Let me explain: when I work as a contract attorney and not as a solo practitioner, I spend most of my time reviewing documents during the discovery phase of litigation. Since this means I’m a professional snoop looking for smoking guns, this process, always interesting at the beginning of a project, does have a tendency to become more and more routine over time. Music helps to keep me focused, but there’s a hitch—there are certain things I just can’t listen to while I’m working. For example, Mahler is OK, but Wagner is too cold; French and Italian opera are perfect, but Britten is out because his operas are in English, which is far too distracting (a major pain when I had a ticket to the Met’s new production of “Peter Grimes” and couldn’t brush up before the performance). Jazz is fine as are Broadway cast albums, and Stravinsky, especially “The Rite of Spring” can always keep me going. And baroque opera goes well not only with doc review, but on the commuter train in the morning when all is mostly quiet and “gentle” is the word.

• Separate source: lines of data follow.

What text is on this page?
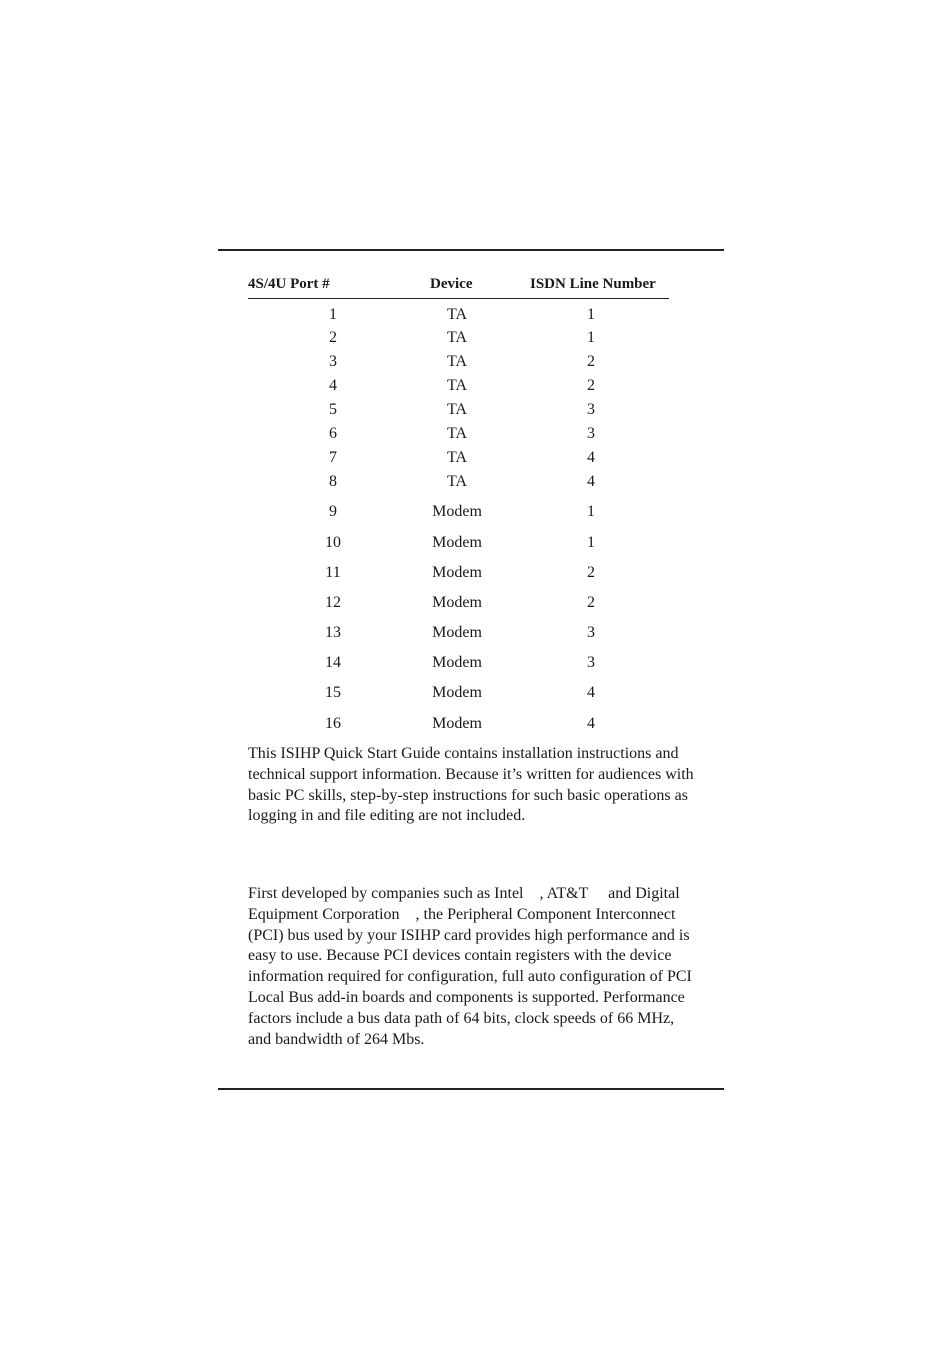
4S/4U Port #	Device	ISDN Line Number
1	TA	1
2	TA	1
3	TA	2
4	TA	2
5	TA	3
6	TA	3
7	TA	4
8	TA	4
9	Modem	1
10	Modem	1
11	Modem	2
12	Modem	2
13	Modem	3
14	Modem	3
15	Modem	4
16	Modem	4
This ISIHP Quick Start Guide contains installation instructions and
technical support information. Because it’s written for audiences with
basic PC skills, step-by-step instructions for such basic operations as
logging in and file editing are not included.
First developed by companies such as Intel    , AT&T     and Digital
Equipment Corporation    , the Peripheral Component Interconnect
(PCI) bus used by your ISIHP card provides high performance and is
easy to use. Because PCI devices contain registers with the device
information required for configuration, full auto configuration of PCI
Local Bus add-in boards and components is supported. Performance
factors include a bus data path of 64 bits, clock speeds of 66 MHz,
and bandwidth of 264 Mbs.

I’m really enjoying Handel these days. He always takes non-obvious choices in his writing—you think you know where he’s going with a phrase and he’ll take a 90-degree turn instead. His “Alcina” is a wonderful work, filled with great opportunities for singers and the usual quotient of gender-bending trouser roles, but for me the highlight is Morgana’s gorgeous “Ama sospiri.” Natalie Dessay puts it away here:

I’m also getting more familiar with “Ariodante.” I’ll be writing more about Joyce DiDonato in the future, but for now take a moment to listen to her “Dopo notte” from that opera. The musicianship and artistry that mark this performance are amazing.

I still love “Giulio Cesare,” especially the recent Glyndebourne production reminiscent of the British raj. David McVicar staged it Bollywood style, and it’s a total hoot. This is available on DVD, and it’s more fun to watch than most movies. William Christie is the conductor, and the singers include Sarah Connolly (an excellent Caesar), Patricia Bardon (a refreshingly young Cornelia), Christopher Dumaux (wonderfully bitchy as Ptolemy), Angelika Kirschlager (hot-headed Sesto) and as Cleopatra, Danielle DeNiese–not known as Dancin’ Danielle for nothing–here at the conclusion of “Da tempeste.”

I just ordered a recording of Vivaldi’s “Ercole sul Termondonte” which features not only Ms. DiDonato and a bunch of crackerjack singers—there’s also Philippe Jaroussky, a countertenor who sings in the soprano range. Even after you’ve heard it, you won’t believe it. I’ll be reporting back.